# Putting dechlorinator in tank with betta?



## hedgiechins (Oct 24, 2011)

Can I put the dechlorinator in my betta tank with the betta in it or would I have to take him out?


----------



## Kytkattin (May 15, 2011)

The dechlorinator should go in before the betta is even in the tank, and should be added to whatever water is going to be dumped into the tank during a water change. A betta should never be in water that has not been dechlorinated first.
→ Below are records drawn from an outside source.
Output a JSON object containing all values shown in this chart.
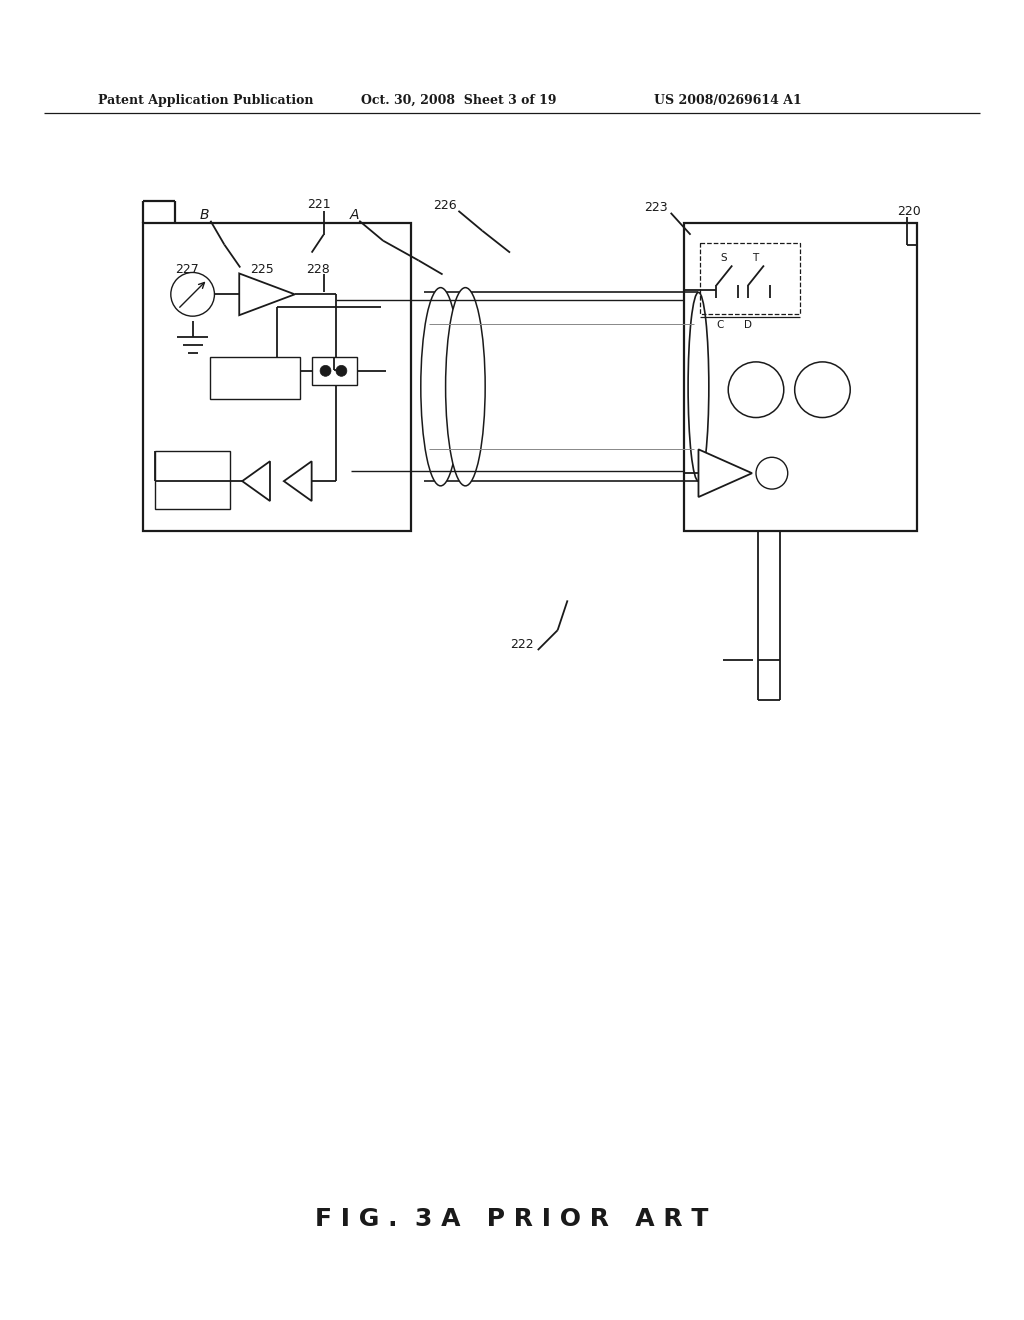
{
  "bg_color": "#ffffff",
  "line_color": "#1a1a1a",
  "header_left": "Patent Application Publication",
  "header_mid": "Oct. 30, 2008  Sheet 3 of 19",
  "header_right": "US 2008/0269614 A1",
  "caption": "F I G .  3 A   P R I O R   A R T"
}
Some, like Prime, work immediately and you do not need to wait for them to work. Others you might have to wait a couple of minutes.


----------



## SnowySurface (Apr 25, 2011)

I use the Kordon water treatment, so I usually wait about 5 minutes for it to work and then use it for water changes. The water should always be treated first and then you add the betta second. Since your betta is already in the water, you can add the dechlorinator without removing him.


----------



## hedgiechins (Oct 24, 2011)

I did not know I had to add dechlorinator until someone asked how much I used in the tank. How long can he survive without it? I am getting some today but I don't want him to die. I put him in the tank around 10:30 this morning (6 hours ago).


----------



## Kytkattin (May 15, 2011)

Get it as soon as possible. The chlorine in the water will poison him, and if you are using tap water (not well water) it might already be too late. It really depends on the fish, the water source, etc.


----------



## vilmarisv (Apr 17, 2010)

I would do a full wanter change with the new water. Please remember to get him used to the new water by adding some to the old water in increments. 
If you decide not to to a full water change, then take some water out in a cup or bowl, add the dechlorinator to the water you took out and dump back in the tank. That way the solution will be diluted some before it goes in.


----------



## hedgiechins (Oct 24, 2011)

So I should take him out, do a full water change and add the dechlorinator, and slowly add some of the new water to the his container until he is used to it, then put him in the tank? Just want to make sure I do it right this time!


----------